Whilst I do sort of understand how things like pack_padded_sequence work now, I’m still not entirely sure how padding for variable-length sequences should look in the grand scheme of things. I have a bunch of variable-length sentences that pass through (oversimplifying a wee bit here) - a) an Embedding layer, b) a biLSTM, c) a Linear layer.

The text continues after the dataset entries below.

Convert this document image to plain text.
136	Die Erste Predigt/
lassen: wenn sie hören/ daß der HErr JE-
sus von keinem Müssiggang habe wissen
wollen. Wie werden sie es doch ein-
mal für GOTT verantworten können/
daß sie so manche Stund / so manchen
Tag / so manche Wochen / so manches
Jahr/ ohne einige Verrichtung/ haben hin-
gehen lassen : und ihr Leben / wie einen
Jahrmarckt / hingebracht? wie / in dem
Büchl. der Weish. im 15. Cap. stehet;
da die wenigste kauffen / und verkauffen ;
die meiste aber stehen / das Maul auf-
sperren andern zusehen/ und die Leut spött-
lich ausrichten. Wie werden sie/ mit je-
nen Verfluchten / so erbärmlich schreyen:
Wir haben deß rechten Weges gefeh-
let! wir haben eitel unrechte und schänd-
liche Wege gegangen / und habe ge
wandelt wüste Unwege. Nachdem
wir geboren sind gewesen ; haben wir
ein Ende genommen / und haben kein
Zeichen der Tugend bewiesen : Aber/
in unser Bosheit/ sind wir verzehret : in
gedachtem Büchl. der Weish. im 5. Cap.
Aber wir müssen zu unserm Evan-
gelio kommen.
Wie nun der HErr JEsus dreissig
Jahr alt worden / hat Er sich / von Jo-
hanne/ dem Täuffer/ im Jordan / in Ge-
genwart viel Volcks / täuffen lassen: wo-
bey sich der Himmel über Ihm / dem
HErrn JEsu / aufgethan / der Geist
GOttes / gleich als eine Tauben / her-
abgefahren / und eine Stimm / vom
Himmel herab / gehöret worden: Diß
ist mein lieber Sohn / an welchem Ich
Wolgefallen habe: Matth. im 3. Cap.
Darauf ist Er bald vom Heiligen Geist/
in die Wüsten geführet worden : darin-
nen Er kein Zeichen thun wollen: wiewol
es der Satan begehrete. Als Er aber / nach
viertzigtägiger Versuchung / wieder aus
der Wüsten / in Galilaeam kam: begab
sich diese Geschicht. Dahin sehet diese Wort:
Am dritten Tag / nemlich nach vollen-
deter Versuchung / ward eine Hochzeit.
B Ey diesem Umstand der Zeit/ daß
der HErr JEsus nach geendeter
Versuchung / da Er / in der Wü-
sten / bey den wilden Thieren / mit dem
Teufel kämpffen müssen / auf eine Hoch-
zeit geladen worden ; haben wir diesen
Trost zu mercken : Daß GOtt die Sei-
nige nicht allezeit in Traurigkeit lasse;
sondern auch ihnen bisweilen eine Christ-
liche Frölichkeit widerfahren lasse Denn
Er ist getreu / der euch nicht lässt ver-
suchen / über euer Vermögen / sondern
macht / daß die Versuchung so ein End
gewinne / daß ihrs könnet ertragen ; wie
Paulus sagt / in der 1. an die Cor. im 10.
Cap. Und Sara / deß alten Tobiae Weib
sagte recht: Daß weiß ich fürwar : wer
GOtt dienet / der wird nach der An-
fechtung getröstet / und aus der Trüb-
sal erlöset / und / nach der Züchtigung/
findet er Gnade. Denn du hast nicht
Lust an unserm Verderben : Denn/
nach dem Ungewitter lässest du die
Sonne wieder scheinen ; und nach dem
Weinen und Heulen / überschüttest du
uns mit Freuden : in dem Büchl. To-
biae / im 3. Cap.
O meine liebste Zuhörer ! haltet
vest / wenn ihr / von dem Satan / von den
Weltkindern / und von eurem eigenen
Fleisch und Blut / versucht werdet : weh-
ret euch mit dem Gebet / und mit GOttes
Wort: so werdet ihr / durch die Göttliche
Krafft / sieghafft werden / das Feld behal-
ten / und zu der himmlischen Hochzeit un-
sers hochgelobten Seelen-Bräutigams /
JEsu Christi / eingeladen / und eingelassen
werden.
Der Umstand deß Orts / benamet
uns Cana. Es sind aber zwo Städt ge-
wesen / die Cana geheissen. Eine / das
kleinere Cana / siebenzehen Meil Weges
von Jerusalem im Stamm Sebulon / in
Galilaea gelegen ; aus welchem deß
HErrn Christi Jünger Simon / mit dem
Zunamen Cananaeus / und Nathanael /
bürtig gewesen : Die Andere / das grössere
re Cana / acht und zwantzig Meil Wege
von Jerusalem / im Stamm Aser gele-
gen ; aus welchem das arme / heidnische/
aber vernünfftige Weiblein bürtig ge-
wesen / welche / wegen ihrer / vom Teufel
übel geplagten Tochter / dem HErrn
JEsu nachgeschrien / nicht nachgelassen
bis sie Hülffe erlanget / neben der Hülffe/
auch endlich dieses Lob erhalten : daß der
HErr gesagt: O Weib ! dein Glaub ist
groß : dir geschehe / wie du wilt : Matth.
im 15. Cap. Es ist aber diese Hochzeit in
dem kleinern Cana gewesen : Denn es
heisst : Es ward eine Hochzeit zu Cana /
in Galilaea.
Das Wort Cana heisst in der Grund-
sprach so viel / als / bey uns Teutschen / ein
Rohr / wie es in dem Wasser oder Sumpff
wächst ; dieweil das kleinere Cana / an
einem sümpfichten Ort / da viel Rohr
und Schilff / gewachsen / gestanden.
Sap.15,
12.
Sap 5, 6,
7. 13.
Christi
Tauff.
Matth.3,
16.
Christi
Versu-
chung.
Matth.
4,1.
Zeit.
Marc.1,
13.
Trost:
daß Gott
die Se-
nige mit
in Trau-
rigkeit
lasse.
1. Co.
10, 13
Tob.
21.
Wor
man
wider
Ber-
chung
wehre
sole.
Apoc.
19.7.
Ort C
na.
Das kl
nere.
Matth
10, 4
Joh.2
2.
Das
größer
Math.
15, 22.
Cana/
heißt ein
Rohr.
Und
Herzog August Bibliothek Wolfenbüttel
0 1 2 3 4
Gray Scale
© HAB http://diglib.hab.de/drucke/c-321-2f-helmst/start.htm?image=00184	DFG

What I’m doing right now is something like:
-
pad all sentences with 0s, to the length of the longest sentence (S) in the minibatch -
[B x S] -
get embeds -
[B * S * E] -
pack_padded_sequence(embeds_out, sentence_sizes)– LSTM -
ReLU on a dense layer on
pad_packed_sequence(lstm_output)[0]; output should be[B x S x S] -
calculate
NLLLoss(reduce=False)afterLogSoftmax; pairwise multiplication w/ masking tensor; sum() across two dimensions and average over number of unmasked elements.
I’m not entirely sure whether the way I’m calculating the loss is legit - can I multiply the loss by the mask outside the function calling it, like so:
loss = self.criterion(y_pred, y) * mask).sum().sum()
or do I need to specifically subclass NLLLoss and roll my own loss function that lets me do this? How does backprop work for something as seemingly non-differentiable as masking?